The other day I did my first set for a website called Suicide Girls and It didnt go at all how I wanted it to go. She was 3 hours late and I was surprized when she arrived alone. This was my first time taking nudes and It was hers first time as well. She was so nervous and didnt know what to do. I tried to coach her and make her less nervous but with being ****ed off from her being 3 hours late and being an amature, it was not a success. Im going to be reshooting it and was wondering if any of you knew of any books or web sites that were good on posing subjects? Another problem i had was she had no life to her, this might have been her nerves but having no emotion does show up in the picture. I felt like dangling my keys. Do any of you have any pointers about getting some emotion out of your subject?

An example ?not work safe?
nice blow out to.


----------



## craig (May 31, 2006)

Generally all books are good. I would also check out Vogue and Vanity Fair. The poses may be a little glamorous, but they will give you some great ideas. 

If dangling keys in front of her works then go with it. The point is that a lot of her performance depends on you. Rapport with the subject is how photographers basically succeed or fail. I explain what I am doing at all times. Also explain why a pose is looking dorky or uncomfortable. Funny interjections are helpful. Try and plan the shot in advance. Figure all angles, time of day, lights, bounce cards etc. Nude Suicide Girls sounds slightly sketchy. None the less get with the art director or whatever and lay down a solid direction. 

I have to say that I have only shot nudes in college. My advice may or may not pertain to your situation.


----------



## Cuervo79 (May 31, 2006)

Rapport is no.1 when it comes to any kind of model photography, I have no experience with nude photography, but I can tell you this from my experience with model photography.
If you don't keep your cool, it will only work against you. Its all about psychology, if you act more relaxed and with confidence that you will get the sexiest photographs out of your model. It will spill over to your model. That is what happens when I have a session with normal people (not models) that are interested in sessions. I allways come out confident and cool.
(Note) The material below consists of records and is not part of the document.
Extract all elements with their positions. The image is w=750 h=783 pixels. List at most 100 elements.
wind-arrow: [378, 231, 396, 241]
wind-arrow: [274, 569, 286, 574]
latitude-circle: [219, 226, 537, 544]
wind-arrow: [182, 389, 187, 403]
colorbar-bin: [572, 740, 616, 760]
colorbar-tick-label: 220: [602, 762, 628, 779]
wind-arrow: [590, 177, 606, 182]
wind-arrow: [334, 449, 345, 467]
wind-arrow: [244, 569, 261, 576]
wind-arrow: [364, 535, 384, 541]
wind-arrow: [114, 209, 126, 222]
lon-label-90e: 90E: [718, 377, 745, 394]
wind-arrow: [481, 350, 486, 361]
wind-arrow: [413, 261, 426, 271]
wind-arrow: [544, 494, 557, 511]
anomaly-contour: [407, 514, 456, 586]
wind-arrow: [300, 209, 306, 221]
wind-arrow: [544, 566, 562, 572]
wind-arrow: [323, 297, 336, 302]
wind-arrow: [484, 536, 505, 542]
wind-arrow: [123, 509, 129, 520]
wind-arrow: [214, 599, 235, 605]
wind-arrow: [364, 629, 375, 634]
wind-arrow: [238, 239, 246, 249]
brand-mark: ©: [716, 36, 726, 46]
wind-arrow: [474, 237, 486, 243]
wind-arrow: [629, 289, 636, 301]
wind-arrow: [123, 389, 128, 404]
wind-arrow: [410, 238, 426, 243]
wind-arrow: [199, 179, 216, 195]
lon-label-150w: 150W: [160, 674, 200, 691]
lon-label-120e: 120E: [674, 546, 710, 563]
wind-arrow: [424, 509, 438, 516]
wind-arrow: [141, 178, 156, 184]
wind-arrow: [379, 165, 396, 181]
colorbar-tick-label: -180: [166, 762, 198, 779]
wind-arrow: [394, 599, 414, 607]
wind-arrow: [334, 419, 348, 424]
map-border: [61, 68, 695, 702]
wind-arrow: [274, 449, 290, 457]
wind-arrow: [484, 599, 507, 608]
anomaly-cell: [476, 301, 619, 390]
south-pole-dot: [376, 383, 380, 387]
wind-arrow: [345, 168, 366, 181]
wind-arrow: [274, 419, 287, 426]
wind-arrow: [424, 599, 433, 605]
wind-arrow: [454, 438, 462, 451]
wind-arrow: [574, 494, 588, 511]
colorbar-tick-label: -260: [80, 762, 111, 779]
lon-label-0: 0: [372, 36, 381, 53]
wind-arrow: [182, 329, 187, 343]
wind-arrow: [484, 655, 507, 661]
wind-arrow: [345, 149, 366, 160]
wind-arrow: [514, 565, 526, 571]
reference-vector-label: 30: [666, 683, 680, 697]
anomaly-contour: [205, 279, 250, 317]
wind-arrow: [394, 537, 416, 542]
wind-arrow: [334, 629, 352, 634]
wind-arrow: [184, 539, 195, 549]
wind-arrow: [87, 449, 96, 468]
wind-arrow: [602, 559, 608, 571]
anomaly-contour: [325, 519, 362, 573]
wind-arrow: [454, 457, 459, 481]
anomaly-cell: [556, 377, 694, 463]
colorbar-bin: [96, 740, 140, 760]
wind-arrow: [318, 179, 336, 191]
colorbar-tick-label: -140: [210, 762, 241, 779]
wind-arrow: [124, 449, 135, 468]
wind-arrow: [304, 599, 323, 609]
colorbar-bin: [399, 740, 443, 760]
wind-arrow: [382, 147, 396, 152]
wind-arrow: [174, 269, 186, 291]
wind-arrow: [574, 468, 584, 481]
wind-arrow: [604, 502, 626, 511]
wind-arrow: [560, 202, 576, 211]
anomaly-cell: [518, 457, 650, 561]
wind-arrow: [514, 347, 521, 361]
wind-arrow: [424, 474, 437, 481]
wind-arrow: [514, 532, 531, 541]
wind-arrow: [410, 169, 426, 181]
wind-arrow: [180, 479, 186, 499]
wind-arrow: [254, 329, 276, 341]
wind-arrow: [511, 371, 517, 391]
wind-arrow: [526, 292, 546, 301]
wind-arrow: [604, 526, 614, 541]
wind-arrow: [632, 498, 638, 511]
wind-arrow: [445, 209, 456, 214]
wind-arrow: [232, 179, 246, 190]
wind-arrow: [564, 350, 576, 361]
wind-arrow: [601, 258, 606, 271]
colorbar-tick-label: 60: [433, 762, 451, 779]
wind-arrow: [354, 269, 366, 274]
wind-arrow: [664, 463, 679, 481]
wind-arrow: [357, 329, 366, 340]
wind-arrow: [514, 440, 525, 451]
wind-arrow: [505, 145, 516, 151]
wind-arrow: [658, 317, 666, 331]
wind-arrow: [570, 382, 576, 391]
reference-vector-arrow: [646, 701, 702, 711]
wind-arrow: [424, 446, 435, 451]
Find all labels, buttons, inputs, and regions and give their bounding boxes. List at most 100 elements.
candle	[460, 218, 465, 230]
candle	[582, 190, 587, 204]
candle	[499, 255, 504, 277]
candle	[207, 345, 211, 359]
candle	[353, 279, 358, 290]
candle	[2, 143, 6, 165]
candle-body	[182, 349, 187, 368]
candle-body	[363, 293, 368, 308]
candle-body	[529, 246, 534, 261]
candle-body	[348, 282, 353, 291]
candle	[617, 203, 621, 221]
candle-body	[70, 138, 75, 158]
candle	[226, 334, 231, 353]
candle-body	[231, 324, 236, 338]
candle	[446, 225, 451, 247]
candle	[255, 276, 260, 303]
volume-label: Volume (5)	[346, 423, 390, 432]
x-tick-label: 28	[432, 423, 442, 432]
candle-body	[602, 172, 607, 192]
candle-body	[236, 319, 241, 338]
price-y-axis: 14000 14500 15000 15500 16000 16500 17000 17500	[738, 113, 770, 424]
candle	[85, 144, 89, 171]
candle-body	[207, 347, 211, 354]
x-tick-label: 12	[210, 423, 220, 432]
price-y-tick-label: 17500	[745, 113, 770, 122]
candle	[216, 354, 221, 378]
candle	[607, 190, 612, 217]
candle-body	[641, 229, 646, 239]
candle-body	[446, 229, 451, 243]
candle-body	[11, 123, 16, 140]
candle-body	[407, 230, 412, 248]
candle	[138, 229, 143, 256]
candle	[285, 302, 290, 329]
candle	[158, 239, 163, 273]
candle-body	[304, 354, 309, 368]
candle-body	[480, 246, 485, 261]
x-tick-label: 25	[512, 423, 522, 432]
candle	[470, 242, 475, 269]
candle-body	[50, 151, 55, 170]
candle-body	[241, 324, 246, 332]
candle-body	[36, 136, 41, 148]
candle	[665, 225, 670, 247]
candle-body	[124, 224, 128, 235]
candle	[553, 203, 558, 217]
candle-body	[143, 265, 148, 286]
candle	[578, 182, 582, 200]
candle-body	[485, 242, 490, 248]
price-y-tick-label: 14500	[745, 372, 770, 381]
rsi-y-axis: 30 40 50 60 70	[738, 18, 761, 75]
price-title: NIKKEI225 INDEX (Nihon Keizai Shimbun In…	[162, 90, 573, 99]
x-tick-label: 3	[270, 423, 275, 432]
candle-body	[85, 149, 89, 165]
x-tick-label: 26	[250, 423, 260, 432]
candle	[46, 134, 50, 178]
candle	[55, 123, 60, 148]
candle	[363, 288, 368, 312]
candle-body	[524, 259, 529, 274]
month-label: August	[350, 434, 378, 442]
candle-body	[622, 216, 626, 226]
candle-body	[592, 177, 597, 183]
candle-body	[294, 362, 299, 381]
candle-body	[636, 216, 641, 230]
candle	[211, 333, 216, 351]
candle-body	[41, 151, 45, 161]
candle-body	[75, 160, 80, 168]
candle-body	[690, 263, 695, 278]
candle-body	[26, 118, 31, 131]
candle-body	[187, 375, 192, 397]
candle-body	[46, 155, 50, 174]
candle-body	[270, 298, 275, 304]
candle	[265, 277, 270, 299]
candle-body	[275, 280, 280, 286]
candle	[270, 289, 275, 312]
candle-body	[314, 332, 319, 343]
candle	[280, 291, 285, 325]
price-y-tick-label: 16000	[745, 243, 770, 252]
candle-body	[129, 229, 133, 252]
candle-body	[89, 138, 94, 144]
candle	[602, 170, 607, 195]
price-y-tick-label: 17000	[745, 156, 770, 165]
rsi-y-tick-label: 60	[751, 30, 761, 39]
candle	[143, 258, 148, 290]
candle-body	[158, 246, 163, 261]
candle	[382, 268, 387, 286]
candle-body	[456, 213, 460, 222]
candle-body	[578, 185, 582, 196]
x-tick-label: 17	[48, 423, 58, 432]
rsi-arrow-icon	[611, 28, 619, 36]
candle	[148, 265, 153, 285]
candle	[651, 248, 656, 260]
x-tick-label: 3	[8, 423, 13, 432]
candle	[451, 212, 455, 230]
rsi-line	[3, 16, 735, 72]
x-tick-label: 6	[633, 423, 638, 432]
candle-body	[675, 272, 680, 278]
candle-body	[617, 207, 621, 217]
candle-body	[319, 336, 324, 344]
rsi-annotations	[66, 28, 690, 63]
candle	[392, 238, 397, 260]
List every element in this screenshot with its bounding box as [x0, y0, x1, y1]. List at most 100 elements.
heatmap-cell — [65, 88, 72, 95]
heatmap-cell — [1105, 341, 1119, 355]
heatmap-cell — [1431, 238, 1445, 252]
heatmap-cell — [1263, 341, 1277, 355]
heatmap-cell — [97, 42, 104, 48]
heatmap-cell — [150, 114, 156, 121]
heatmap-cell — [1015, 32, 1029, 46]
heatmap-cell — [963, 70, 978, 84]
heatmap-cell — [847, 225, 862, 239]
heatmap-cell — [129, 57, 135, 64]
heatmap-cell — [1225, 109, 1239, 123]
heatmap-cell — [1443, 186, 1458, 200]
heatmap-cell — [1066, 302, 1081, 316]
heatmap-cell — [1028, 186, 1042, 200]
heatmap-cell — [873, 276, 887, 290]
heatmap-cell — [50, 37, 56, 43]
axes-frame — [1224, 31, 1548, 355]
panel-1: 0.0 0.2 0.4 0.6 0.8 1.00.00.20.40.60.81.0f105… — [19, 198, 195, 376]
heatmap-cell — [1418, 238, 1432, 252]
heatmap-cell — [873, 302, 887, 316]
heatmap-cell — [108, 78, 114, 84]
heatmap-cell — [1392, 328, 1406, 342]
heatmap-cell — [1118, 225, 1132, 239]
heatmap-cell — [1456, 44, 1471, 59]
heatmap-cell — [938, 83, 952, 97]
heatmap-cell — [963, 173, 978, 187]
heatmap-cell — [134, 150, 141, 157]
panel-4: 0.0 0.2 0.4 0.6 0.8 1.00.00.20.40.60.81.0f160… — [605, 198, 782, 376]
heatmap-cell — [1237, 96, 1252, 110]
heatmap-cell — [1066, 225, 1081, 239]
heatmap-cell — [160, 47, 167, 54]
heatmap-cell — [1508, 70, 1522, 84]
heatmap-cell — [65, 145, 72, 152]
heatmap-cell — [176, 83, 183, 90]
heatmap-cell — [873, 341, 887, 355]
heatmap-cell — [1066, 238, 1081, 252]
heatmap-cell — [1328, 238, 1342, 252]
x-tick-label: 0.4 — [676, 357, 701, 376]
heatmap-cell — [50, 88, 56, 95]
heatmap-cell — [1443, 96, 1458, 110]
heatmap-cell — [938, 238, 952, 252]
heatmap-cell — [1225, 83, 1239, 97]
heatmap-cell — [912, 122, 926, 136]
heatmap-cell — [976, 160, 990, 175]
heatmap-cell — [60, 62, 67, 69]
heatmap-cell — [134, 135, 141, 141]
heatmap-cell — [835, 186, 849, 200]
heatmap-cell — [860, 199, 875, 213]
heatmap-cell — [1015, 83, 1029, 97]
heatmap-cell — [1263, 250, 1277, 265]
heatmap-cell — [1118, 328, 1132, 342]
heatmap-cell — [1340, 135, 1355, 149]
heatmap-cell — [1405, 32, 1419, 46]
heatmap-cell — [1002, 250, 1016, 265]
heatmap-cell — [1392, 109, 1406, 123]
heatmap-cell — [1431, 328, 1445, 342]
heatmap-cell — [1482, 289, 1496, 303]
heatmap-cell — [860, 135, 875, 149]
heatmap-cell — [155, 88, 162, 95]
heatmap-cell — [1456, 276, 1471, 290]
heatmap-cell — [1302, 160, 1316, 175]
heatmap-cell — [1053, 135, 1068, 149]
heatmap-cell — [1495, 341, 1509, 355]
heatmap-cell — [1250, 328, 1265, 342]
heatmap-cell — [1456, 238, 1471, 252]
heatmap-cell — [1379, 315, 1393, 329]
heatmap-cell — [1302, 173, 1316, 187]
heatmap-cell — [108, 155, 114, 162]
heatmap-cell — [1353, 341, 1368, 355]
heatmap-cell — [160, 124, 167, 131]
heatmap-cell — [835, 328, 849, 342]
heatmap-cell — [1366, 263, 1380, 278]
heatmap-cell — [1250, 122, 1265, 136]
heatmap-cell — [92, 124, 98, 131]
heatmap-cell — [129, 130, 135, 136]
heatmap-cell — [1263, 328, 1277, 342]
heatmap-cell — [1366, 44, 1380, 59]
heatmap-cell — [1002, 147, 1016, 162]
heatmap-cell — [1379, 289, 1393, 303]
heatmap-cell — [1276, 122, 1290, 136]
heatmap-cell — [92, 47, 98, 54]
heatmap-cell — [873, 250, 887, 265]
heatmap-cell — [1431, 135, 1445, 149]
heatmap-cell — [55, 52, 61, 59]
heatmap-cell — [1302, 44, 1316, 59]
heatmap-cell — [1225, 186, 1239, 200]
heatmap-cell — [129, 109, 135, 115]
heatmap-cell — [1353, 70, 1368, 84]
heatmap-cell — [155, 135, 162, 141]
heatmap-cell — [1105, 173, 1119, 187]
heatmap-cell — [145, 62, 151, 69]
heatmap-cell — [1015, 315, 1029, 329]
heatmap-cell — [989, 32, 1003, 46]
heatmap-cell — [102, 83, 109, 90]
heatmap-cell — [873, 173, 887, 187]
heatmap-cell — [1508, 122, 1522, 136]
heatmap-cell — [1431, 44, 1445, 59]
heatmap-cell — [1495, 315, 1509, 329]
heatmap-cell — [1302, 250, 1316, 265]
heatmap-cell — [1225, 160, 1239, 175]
As to poses, your best bet is to ask the web page for a sample CD and look at what you like. Also browsing other free pages that have to do with your subject will help allot. Allways remember to keep the balance in what the guys at the web page want and what looks good... sometimes there are beautifull models ruined by ideas of the "Amateur look".


----------



## JohnMF (Jun 2, 2006)

for pointers i would suggest looking at the SuicideGirls website and seeing how the other photographers have done their shots for poses and ideas etc


----------



## BernieSC (Jun 17, 2006)

why don't you try just shooting some non nude shots first.  If its your first time shooting nudes and her first time being photographed nude its like everything else, just ease into it.  have her wear a bikini or some type of clothing that makes her feel comfortable but still shows her form and do some poses and test shots.  See what looks good and get comfortable then just do the same thing with no or less cloths.


----------



## Dollface (Jun 18, 2006)

I agree with BernieSC. Start off by just shooting for 10 min or so in an outfit - clothed, and then as *your* creativity starts to flow, as your nerves reduce, then you will know how to make the next step. Start with maybe hitching up her skirt, or perhaps have her just tugging at her top. Something suggestive, as opposed to outright nude.
Then she will be more relaxed, and will perhaps start to make her own suggestions. 
I always talk to the model first, and explain, that a photoshoot is a collaboration. It's not just me telling them what to do. It's a joint effort, and once she and yourself work through that, you'll find the shots will present themselves.
SuicideGirls is quite popular among my friends, so I know the look you are going for - it's kinda girl next door Pin-up..  Look back to earlier '50's style pinups to get some inspiration.
And relax! You'll be just fine


----------